Ndodana-Breen rose with the audience to applaud her performance and then beamed as it in turn applauded him.
The concert had been sold out for weeks and included many longtime classical music fans.
However, there were also many people attending their first concert.
Under apartheid, classical music was seen by many as an elitist white interest. But a consortium of nine Minnesota companies have coordinated outreach programs to draw in new audiences for the South African tour. Medtronic, which is part of the group, went one step further and arranged for tickets and transportation to the concert for residents of less-affluent communities.
That effort paid off at the first concert.
"Thank you, Minnesota!" said audience member Jesse Theanus, of his first classical music experience.
Tilda Smith, who had come with a friend and three children, described the concert as a beautiful experience.
"I see colors. I see nature!" she said. "You can almost see movies, or the sea and nature, and everything floating in front of you. It's beautiful, really beautiful."
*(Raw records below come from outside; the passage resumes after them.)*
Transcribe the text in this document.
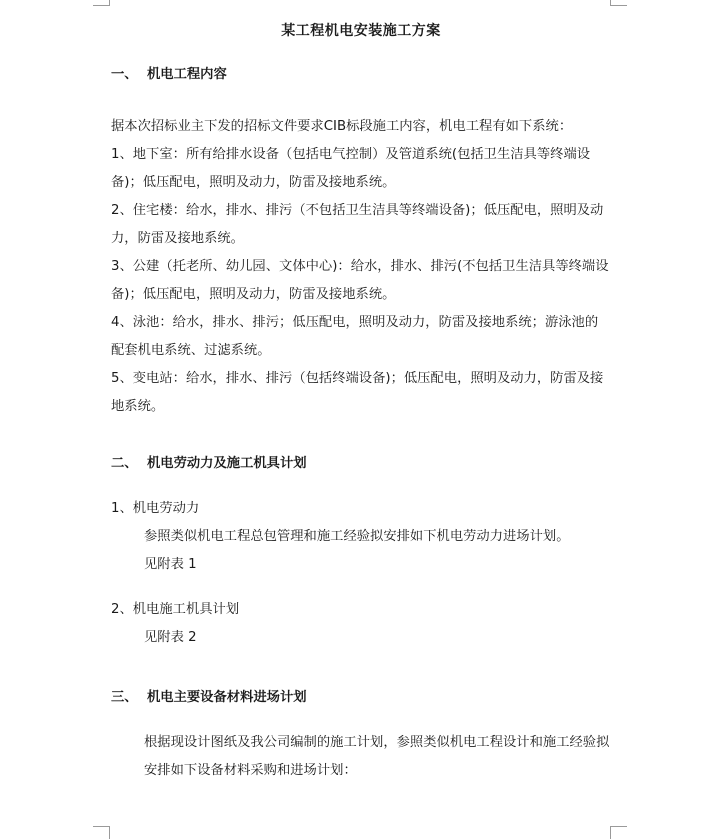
某工程机电安装施工方案
一、 机电工程内容

据本次招标业主下发的招标文件要求CIB标段施工内容，机电工程有如下系统：

1、地下室：所有给排水设备（包括电气控制）及管道系统(包括卫生洁具等终端设备)；低压配电，照明及动力，防雷及接地系统。

2、住宅楼：给水，排水、排污（不包括卫生洁具等终端设备)；低压配电，照明及动力，防雷及接地系统。

3、公建（托老所、幼儿园、文体中心)：给水，排水、排污(不包括卫生洁具等终端设备)；低压配电，照明及动力，防雷及接地系统。

4、泳池：给水，排水、排污；低压配电，照明及动力，防雷及接地系统；游泳池的配套机电系统、过滤系统。

5、变电站：给水，排水、排污（包括终端设备)；低压配电，照明及动力，防雷及接地系统。

二、 机电劳动力及施工机具计划

1、机电劳动力

参照类似机电工程总包管理和施工经验拟安排如下机电劳动力进场计划。

见附表 1

2、机电施工机具计划

见附表 2

三、 机电主要设备材料进场计划

根据现设计图纸及我公司编制的施工计划，参照类似机电工程设计和施工经验拟安排如下设备材料采购和进场计划：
The crowd roared in appreciation when, after a thunderous drum opening, the musicians set down their instruments and sang the African anthem "Shosholoza."
After the show, the musicians were almost giddy, riding the wave of audience excitement.
"Concerts like that remind us why we do this," said clarinetist Tim Zavadil.
The Minnesota Orchestra now moves on to Durban for a concert Sunday. After that there will be shows in Pretoria, Soweto, and Johannesburg.